Tom suddenly slapped the table, and I jumped. He’d come back from the telephone, his face even redder than before. “You think it’s all right for him to call you during supper, Daisy?” Tom sounded indignant.
Him?
“Who?” Daisy asked, but then the realization dawned on her, dawned on both of us. She opened her mouth, let out a sigh that sounded a little like a kitten mewing.
“Well, I’ve invited your lover to lunch here on Monday. We may as well all get to know each other better.” Tom’s voice was dripping with anger and sarcasm and maybe even a hint of sadistic delight.
Daisy frowned and her face turned pale, and Tom snickered and stood to pour more whiskey.
“Jordan, call Nick and invite him, too. We may as well make it a party,” Tom slurred, making his way back to the table.

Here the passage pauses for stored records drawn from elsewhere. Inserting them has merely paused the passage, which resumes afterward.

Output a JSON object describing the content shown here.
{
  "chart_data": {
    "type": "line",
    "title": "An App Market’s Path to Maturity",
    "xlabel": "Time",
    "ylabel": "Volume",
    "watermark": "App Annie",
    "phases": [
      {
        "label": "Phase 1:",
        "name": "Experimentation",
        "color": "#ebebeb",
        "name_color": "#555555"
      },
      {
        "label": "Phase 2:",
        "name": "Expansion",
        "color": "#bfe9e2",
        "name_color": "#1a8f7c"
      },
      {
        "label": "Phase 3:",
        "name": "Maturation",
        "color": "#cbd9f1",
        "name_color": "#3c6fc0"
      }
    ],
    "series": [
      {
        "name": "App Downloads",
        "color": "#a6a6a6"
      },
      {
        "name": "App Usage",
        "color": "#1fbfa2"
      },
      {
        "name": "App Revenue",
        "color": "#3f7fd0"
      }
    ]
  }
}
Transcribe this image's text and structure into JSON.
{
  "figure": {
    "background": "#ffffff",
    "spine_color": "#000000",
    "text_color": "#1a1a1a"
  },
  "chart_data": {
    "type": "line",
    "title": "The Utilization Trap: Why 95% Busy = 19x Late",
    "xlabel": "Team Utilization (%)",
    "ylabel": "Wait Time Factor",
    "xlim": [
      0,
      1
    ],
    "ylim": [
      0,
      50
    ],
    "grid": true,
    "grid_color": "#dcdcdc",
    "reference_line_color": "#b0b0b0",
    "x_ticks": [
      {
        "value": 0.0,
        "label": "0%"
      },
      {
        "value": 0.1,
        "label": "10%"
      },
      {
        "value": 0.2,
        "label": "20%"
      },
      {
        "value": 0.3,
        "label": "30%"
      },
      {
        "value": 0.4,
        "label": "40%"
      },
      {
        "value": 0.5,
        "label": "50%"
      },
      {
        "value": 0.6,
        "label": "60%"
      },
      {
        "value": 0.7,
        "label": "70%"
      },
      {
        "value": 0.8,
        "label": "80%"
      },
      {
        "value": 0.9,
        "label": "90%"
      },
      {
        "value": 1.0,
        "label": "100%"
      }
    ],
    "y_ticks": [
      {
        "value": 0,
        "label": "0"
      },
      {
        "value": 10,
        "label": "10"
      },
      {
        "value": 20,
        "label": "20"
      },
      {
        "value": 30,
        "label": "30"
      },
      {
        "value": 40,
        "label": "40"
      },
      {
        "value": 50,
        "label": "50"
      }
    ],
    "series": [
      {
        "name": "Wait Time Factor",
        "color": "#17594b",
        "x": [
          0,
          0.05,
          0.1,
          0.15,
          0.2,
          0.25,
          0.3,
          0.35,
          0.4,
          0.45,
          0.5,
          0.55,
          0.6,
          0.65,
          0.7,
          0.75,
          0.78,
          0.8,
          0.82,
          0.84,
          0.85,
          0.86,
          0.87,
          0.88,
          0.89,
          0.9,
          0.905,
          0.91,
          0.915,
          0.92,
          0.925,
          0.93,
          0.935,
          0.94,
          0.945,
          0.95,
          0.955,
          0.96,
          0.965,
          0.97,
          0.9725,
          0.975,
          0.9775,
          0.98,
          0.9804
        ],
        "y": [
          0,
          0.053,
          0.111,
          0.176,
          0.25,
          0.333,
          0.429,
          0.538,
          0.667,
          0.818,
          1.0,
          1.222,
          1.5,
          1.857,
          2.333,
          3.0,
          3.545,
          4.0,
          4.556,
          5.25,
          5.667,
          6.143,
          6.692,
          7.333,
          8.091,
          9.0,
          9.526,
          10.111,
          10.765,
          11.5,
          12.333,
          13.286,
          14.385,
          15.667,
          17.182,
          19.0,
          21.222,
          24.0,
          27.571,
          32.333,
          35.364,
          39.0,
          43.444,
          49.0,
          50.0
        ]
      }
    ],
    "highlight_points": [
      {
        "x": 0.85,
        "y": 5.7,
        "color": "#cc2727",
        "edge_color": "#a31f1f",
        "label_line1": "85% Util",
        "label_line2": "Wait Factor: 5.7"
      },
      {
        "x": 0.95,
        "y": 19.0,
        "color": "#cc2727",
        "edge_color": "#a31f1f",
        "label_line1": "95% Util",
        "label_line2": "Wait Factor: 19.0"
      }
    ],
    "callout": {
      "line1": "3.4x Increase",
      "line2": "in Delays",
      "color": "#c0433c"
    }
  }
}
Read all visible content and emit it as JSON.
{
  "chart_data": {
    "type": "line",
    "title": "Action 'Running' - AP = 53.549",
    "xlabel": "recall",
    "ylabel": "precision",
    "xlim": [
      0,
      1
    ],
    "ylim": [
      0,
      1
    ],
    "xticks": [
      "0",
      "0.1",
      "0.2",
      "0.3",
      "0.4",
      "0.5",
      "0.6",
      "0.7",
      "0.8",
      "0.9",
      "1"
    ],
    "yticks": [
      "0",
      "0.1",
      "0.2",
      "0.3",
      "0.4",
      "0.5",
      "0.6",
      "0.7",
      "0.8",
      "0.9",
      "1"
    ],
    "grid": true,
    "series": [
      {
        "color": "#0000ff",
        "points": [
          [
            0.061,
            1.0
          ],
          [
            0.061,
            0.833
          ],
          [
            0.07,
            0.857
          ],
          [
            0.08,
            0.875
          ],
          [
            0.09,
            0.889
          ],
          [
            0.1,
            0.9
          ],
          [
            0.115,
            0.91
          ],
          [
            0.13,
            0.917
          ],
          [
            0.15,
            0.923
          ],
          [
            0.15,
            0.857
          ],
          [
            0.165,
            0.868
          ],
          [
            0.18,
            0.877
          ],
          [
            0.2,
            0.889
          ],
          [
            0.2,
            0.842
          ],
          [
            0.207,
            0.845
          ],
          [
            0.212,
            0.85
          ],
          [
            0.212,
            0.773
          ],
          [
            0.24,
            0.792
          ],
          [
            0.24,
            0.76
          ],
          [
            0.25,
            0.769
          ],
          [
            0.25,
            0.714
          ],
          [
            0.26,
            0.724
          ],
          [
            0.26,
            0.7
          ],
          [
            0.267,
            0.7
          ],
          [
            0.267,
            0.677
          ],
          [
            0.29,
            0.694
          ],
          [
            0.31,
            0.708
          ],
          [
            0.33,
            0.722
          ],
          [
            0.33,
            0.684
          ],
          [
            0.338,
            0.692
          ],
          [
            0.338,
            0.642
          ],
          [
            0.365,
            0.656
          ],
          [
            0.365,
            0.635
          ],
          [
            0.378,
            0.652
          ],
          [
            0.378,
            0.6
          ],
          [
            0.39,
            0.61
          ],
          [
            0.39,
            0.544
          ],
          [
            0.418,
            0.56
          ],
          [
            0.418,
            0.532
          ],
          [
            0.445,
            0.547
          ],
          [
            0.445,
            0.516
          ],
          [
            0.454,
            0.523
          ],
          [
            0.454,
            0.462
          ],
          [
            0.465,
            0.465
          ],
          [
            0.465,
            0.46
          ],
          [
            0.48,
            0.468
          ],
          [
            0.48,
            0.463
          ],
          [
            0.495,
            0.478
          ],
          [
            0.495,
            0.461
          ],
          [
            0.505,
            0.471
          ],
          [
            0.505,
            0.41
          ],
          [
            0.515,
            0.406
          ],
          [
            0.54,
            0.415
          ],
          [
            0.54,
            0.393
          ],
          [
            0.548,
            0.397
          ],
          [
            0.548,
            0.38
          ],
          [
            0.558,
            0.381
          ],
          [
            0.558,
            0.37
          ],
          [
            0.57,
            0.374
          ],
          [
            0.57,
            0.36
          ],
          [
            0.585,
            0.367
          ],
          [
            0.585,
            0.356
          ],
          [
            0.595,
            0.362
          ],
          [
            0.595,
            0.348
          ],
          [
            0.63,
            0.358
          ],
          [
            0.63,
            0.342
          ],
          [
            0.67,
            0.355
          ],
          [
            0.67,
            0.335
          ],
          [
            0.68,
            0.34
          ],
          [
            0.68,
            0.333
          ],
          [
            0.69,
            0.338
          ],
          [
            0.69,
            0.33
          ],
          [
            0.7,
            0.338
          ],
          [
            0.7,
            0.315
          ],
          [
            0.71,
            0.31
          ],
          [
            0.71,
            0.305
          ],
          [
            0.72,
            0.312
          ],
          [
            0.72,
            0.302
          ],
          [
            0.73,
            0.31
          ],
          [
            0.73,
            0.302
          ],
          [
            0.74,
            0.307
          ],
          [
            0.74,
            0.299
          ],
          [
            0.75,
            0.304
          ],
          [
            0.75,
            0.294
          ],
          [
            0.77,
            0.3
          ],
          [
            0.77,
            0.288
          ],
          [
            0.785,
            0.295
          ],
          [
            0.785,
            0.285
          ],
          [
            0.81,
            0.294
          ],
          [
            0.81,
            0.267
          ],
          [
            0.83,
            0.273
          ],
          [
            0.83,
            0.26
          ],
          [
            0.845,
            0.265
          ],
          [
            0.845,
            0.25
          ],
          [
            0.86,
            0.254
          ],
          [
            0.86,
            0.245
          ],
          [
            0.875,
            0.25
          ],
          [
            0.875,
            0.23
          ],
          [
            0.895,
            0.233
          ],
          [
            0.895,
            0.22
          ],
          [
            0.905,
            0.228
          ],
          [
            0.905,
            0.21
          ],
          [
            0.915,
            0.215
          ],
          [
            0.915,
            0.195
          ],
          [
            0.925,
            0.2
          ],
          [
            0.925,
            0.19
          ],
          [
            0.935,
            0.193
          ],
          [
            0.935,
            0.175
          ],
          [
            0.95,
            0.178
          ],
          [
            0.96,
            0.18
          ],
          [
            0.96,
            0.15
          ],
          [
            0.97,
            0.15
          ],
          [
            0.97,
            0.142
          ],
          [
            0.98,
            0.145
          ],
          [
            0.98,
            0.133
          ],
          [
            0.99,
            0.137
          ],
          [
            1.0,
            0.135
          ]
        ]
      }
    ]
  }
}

“It’s too hot for a party,” I said, downing the rest of my drink, then standing up to make another. And I had no desire to see any more of Nick.
“Never mind,” Tom spoke roughly. “Daisy, you do it,” he commanded. “He’s your cousin.”
Daisy August 1922
NEW YORK
AND THEN THERE WE WERE: The hottest hour of the hottest day of August.
I felt a strange sort of déjà vu, for that other too-hot August day in Louisville, five years earlier. That day Rose dragged me to the almshouse and Jay pulled up alongside us, offering us a ride. I should’ve said no then, I thought now. I should’ve listened to Rose and turned down Jay’s ride. Nothing good came of the decisions I made when it was this hot. Nothing good would come from this lunch with Tom and Jay and Nick and Jordan. I knew it, and still, I let it happen. I’d even called up Nick like Tom had asked and invited him. Of course, Nick agreed. Nick agreed to everything that summer. If you looked up agreeable in Merriam-Webster’s I was pretty sure you’d see Nick’s photograph.
Jordan and I had put on our nicest white dresses for lunch, but even the effort of getting dressed had made us practically combustible. We’d landed on the couch, and we were fanning ourselves, when Nick and Jay arrived together. I heard the door, heard them walk down the hallway, then enter the parlor and say hello. And I immediately thought, This is a mistake. This is a terrible, terrible mistake. I thought of Jay and his awful creeping fingers at his pool the other day, and I had the urge to run out, to run upstairs, to hide away in my bedroom until everyone had gone home. But truly it was too hot to move, and so I didn’t. I just lay there on the couch, letting Jordan hold my hand and fan me.